Die Frau ist 32 Jahre alt. Der Raum ist ein Atelier im Kulturzentrum Podewil im Osten Berlins. Seit einem halben Jahr arbeitet sie hier, ein Stipendium, und sie tut das gerne, sie mag die Stadt, so gut sie sie bereits kannte, trotz des Himmels und des Umstands, dass ihr Leben gerade etwas kompliziert ist. Aber ihr Leben wäre auch an einem anderen Ort kompliziert und eben: Wenn man sich einmal mit den verschiedenen Grautönen beschäftigt hat, dann kann man den Nuancen dazwischen ziemlich viel abgewinnen. Die Künstlerin hat einen Freund, er heißt Georg und ist Architekt.
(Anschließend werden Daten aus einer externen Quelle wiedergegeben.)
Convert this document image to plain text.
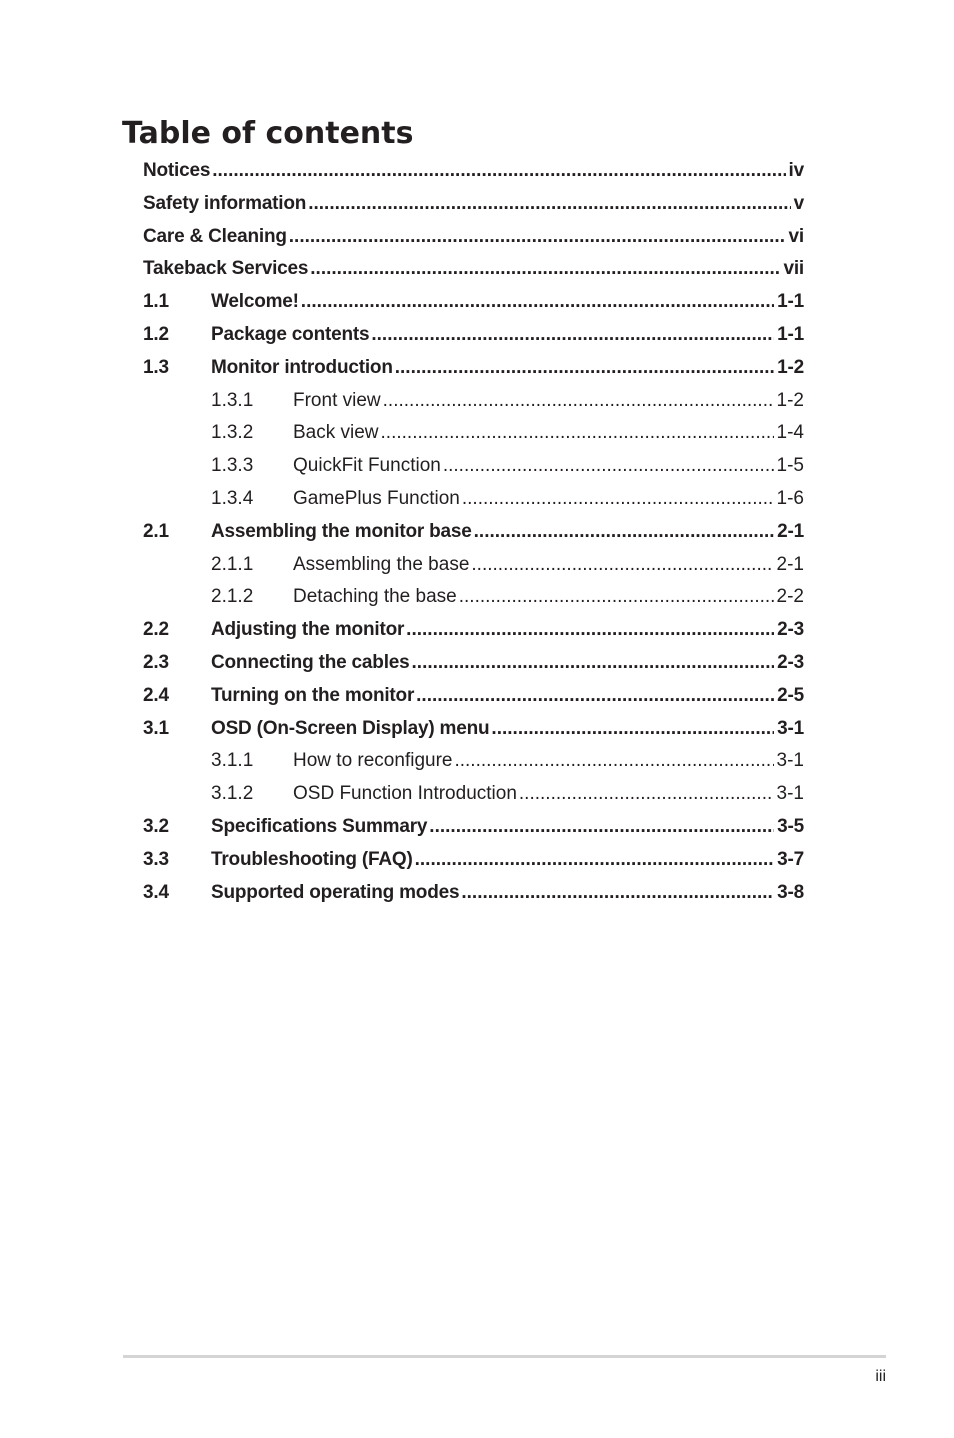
Table of contents
Notices .....	iv
Safety information .....	v
Care & Cleaning .....	vi
Takeback Services .....	vii
1.1	Welcome! .....	1-1
1.2	Package contents .....	1-1
1.3	Monitor introduction .....	1-2
1.3.1	Front view .....	1-2
1.3.2	Back view .....	1-4
1.3.3	QuickFit Function .....	1-5
1.3.4	GamePlus Function .....	1-6
2.1	Assembling the monitor base .....	2-1
2.1.1	Assembling the base .....	2-1
2.1.2	Detaching the base .....	2-2
2.2	Adjusting the monitor .....	2-3
2.3	Connecting the cables .....	2-3
2.4	Turning on the monitor .....	2-5
3.1	OSD (On-Screen Display) menu .....	3-1
3.1.1	How to reconfigure .....	3-1
3.1.2	OSD Function Introduction .....	3-1
3.2	Specifications Summary .....	3-5
3.3	Troubleshooting (FAQ) .....	3-7
3.4	Supported operating modes .....	3-8
iii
Seit sechs Jahren sind sie zusammen. Georg ging schon etwas vor ihr nach Berlin, wegen einem Job in einem angesagten Architekturbüro, wo er zwar kaum etwas verdiente und dafür umso mehr schuftete, aber er nahm das gerne auf sich, denn er dachte, das gehöre nun einmal zu dem Weg, den er eingeschlagen hatte, ein Weg, an dessen Ende er sich selbst als großen Architekten sah mit Häusern, über die es große, dicke Bücher geben würde.
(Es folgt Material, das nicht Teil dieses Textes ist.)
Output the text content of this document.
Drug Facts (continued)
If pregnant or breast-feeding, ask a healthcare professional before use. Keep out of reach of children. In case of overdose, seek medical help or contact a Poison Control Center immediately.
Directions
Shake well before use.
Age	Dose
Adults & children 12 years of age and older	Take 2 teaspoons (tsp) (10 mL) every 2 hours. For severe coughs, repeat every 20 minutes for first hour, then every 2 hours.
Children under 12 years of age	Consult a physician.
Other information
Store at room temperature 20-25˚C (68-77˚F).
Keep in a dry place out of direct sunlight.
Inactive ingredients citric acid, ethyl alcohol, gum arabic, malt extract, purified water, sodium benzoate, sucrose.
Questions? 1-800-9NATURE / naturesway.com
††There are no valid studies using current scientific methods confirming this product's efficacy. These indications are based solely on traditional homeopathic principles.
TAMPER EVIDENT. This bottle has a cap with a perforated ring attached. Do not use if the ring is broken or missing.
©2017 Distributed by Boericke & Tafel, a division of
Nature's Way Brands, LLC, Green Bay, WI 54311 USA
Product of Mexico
Neben Georg hat die Frau noch eine Affäre. Die Affäre heißt Paul. Paul ist Künstler. Sie hatte ihn hier kennengelernt, an einer Party. Georg hatte zu jener Zeit gerade viel zu tun, eine Wettbewerbsabgabe, noch eine Wettbewerbsabgabe, Nachtschichten, Ernährung nur noch durch das, was Pizzakuriere brachten, er kam nach Hause, als sie schon schlief, und ging, als sie noch im Bett lag und von Dingen träumte, die ganz und gar andere Dinge waren als jene, die er da dachte.